If no suitable document is found, the server returns the following text:
"For this Help page we have no external document at this time. You may consider changing your language selection at Tools - Options - ...etc... Visit documentation.openoffice.org if you want to write an external Web Help document for the current topic."

The server evaluates the Help pages and languages for which Web Help was asked. These data will be published periodically. The information helps to improve internal and external Help offerings.

c) There is a database running on the server. The community maintains the database. When for example a Language Project has some new documents, the respective links will be added to the database. There might be a Wiki to simplify adding and editing the hyperlinks together with meta information about visible text, language, version, operating system. A script will update the database based on the Wiki information.

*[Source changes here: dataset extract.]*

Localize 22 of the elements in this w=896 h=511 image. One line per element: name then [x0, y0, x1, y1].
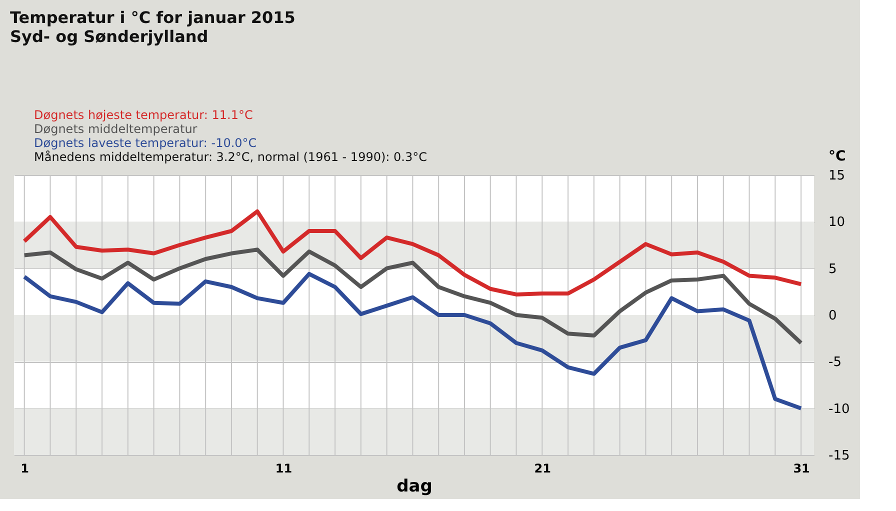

This is what I propose. Now please let us discuss this concept. Give feedback if you want it in such a way and if you think it can be done. Then we need to find some community members who really do all the work.

What do you think?

[First update:]

In a mail exchange I got the chance to give more precise ideas on some topics:

in my first idea about the database and Wiki it looks like this:
the database has records like "help page ID", "OS", "language", "version", "link to document"
the Wiki is only to enable everyone to add a new document to this database, even without SQL and database access permissions. Just enter the data to a Wiki, which is a skill most people already know, and then a script will transfer the Wiki data to the database (may be after a moderator has checked that the document is really an OOo Help document of any value - but if it is not, then normal Wiki community social control will remove an invalid link soon)
Database records:
"help page ID" can be the unique path and name of the guide file from the installed OOo Help. Example "sharedguidekeyboard" for a link that will be visible in the "See also..." section of the file shared/guide/keyboard.xhp.
"OS" the operating system info seems to be valid for some help documents, as for example the UNIX printer and fax and font guides which are of no use to a Windows user.
"language" is the language of the linked document.
"link to document" is the full http address of the document. In some cases this would not link to a document but to a Web page that the submitter wants to be shown first, for example with a copyright statement or an advertisement/promotional page. We should be open to such a redirection, but of course this can be discussed.

the proposed system should be flexible enough so that no one must split up or change any document that already exists. And it is open to any reasonable amount of additional documents that other users supply.

the meta data comes into account when you do not use a link as stated above, but when you just have a collection of Help documents all inside one local folder.
In this case we need any index data to quickly determine to which OOo Help page a certain document belongs.
As the user-supplied additional Help documents in that local folder can be of any valid type (OpenDocument, PDF, HTML for example), it may take too much time to read the meta data from inside the documents' info. We would need one index file and a method to fill the data into this index file. Or we must define a filename mapping of the data, so a document with the name shared.guide.keyboard.all.US_en.odt in that folder can be identified easy to be linked to the sharedguidekeyboard Help page, to be valid for all operating systems, to be in US english language, and to be of OpenDocument file type.